Mr. A. It is gratifying, now, to think that these things, and others like them, may be done without calling the children "members of the church." Except discipline, it is obvious that everything in the way of watchfulness may be done for them as children of the church, which it would be proper, or even possible to do, if they were counted as members.

Mr. R. I am aware of the analogy which many, who plead for the term members, seek to carry out between the Old and the New Testament church, making children members of the Christian church, because the church in ancient days included the children. But it seems to me that there is the same difference, now and formerly, between the relation of children to the church, that there is between the relation of the whole religious community, now and formerly, to the church of God. Formerly, all the members of the religious community were, by their association under the same belief and worship, members of the church. To make the case with us parallel, our whole Christian community ought to be members of the church. No examination or discrimination should be used; to belong to the Christian community should constitute church-membership.

But this, we know, is not the case. God chooses now to make up his visible church not as formerly, but of those who give credible evidence of regeneration. They who worship with us, but do not profess to be Christians, are hopeful subjects of effort and prayer, whom we expect to receive hereafter to the visible church, on profession of their faith.

As the Christian church is constituted differently from the Jewish church, in this respect, discrimination and separation taking place between the members of a Christian congregation, have we not analogical reason to infer that it may also be thus with regard to children?—who once, indeed, were members of the church of God, but, under the dispensation of the Spirit, they fall, with other unconverted members of the congregation, out of membership in the church.

Mr. C. And yet, Br. R., the fall is not far, nor hurtful. They are entitled to all the privileges, and they enjoy, or should enjoy, all the care and effort, which they would have under a different name. Only they do not come to the Lord's Supper, as a matter of course, as they did to the Passover.

Mr. S. Suppose that the legislature should incorporate a fish-market, and cede to the proprietors fifteen square miles of the sea, within which they should have the privilege of taking fish. All the fish, within those fifteen miles of salt water, might be said to belong to the market; yet every one of them must be taken by hook and line ere his belonging to the market is of any practicable value. So the children of the church may be said to belong to the church, and are to constitute her chief resource. Rivers, and other distant or neighboring waters, would also send fish to that market, even if they were "far off;" but it is from the bay at her doors that the market would derive her principal supplies. I do not see that children are members of the church, any further than those fishes belong to that market. Go there when you will, you see the stalls filled from those adjacent waters; supplies are continually coming in; they are, in a sense, secured to the market by a covenant; yet every fish is caught and handled, before he has anything like membership in that market, as really as though he swam and were caught in Baffin's Bay;—only he is now far more likely to be caught, and, in a sense, he already belongs to the market by the seal of the state.

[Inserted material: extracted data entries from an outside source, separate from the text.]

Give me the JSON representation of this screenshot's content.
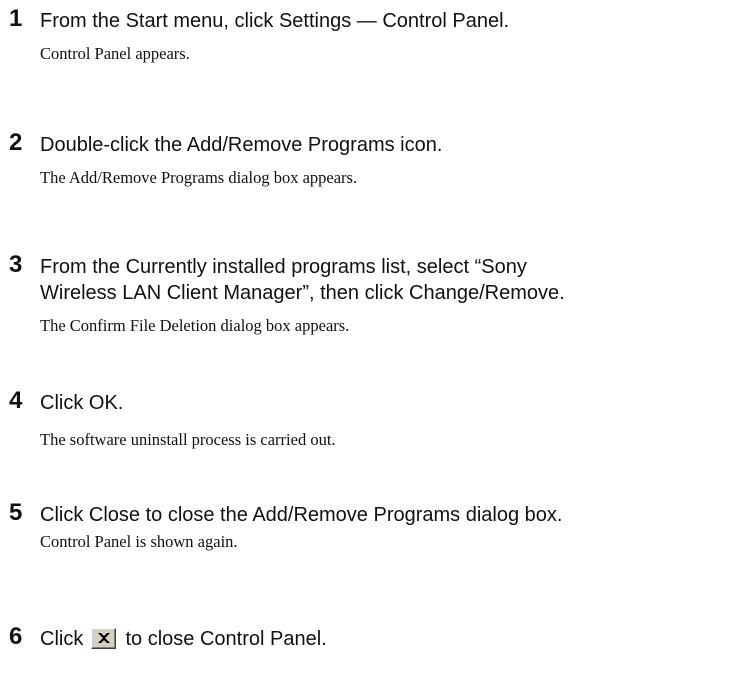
{
  "steps": [
    {
      "number": "1",
      "instruction": "From the Start menu, click Settings — Control Panel.",
      "result": "Control Panel appears."
    },
    {
      "number": "2",
      "instruction": "Double-click the Add/Remove Programs icon.",
      "result": "The Add/Remove Programs dialog box appears."
    },
    {
      "number": "3",
      "instruction_line1": "From the Currently installed programs list, select “Sony",
      "instruction_line2": "Wireless LAN Client Manager”, then click Change/Remove.",
      "result": "The Confirm File Deletion dialog box appears."
    },
    {
      "number": "4",
      "instruction": "Click OK.",
      "result": "The software uninstall process is carried out."
    },
    {
      "number": "5",
      "instruction": "Click Close to close the Add/Remove Programs dialog box.",
      "result": "Control Panel is shown again."
    },
    {
      "number": "6",
      "instruction_before_icon": "Click",
      "icon": "close-window-x-icon",
      "instruction_after_icon": "to close Control Panel."
    }
  ]
}
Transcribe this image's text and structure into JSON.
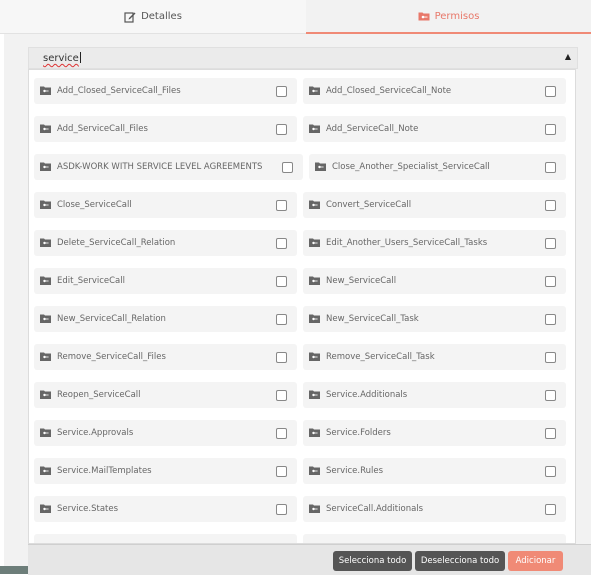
{
  "tabs": [
    {
      "label": "Detalles",
      "icon": "edit-icon",
      "active": false
    },
    {
      "label": "Permisos",
      "icon": "folder-key-icon",
      "active": true
    }
  ],
  "search": {
    "value": "service",
    "toggle_icon": "caret-up-icon"
  },
  "colors": {
    "accent": "#f08a76",
    "dark_button": "#555555",
    "panel": "#f2f2f2",
    "item_bg": "#f4f4f4"
  },
  "permissions": [
    {
      "left": "Add_Closed_ServiceCall_Files",
      "right": "Add_Closed_ServiceCall_Note"
    },
    {
      "left": "Add_ServiceCall_Files",
      "right": "Add_ServiceCall_Note"
    },
    {
      "left": "ASDK-WORK WITH SERVICE LEVEL AGREEMENTS",
      "right": "Close_Another_Specialist_ServiceCall"
    },
    {
      "left": "Close_ServiceCall",
      "right": "Convert_ServiceCall"
    },
    {
      "left": "Delete_ServiceCall_Relation",
      "right": "Edit_Another_Users_ServiceCall_Tasks"
    },
    {
      "left": "Edit_ServiceCall",
      "right": "New_ServiceCall"
    },
    {
      "left": "New_ServiceCall_Relation",
      "right": "New_ServiceCall_Task"
    },
    {
      "left": "Remove_ServiceCall_Files",
      "right": "Remove_ServiceCall_Task"
    },
    {
      "left": "Reopen_ServiceCall",
      "right": "Service.Additionals"
    },
    {
      "left": "Service.Approvals",
      "right": "Service.Folders"
    },
    {
      "left": "Service.MailTemplates",
      "right": "Service.Rules"
    },
    {
      "left": "Service.States",
      "right": "ServiceCall.Additionals"
    }
  ],
  "footer": {
    "select_all": "Selecciona todo",
    "deselect_all": "Deselecciona todo",
    "add": "Adicionar"
  }
}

Mr. A., the reader of the sermon, not having much ideality, but much plain good sense, yet taking everything literally at first, and from his own honesty supposing that all figures of speech are to be cashed, as it were, for what they purport on their face, immediately challenged his brother to carry out the illustration. He asked him whether the constant passage, in and out, of fishes from and beyond the ceded fifteen miles, allowed of any resemblance, in the migratory creatures, to the children of the church, who are born and remain in the limits of the church, and are designated, individually, by virtue of their parentage.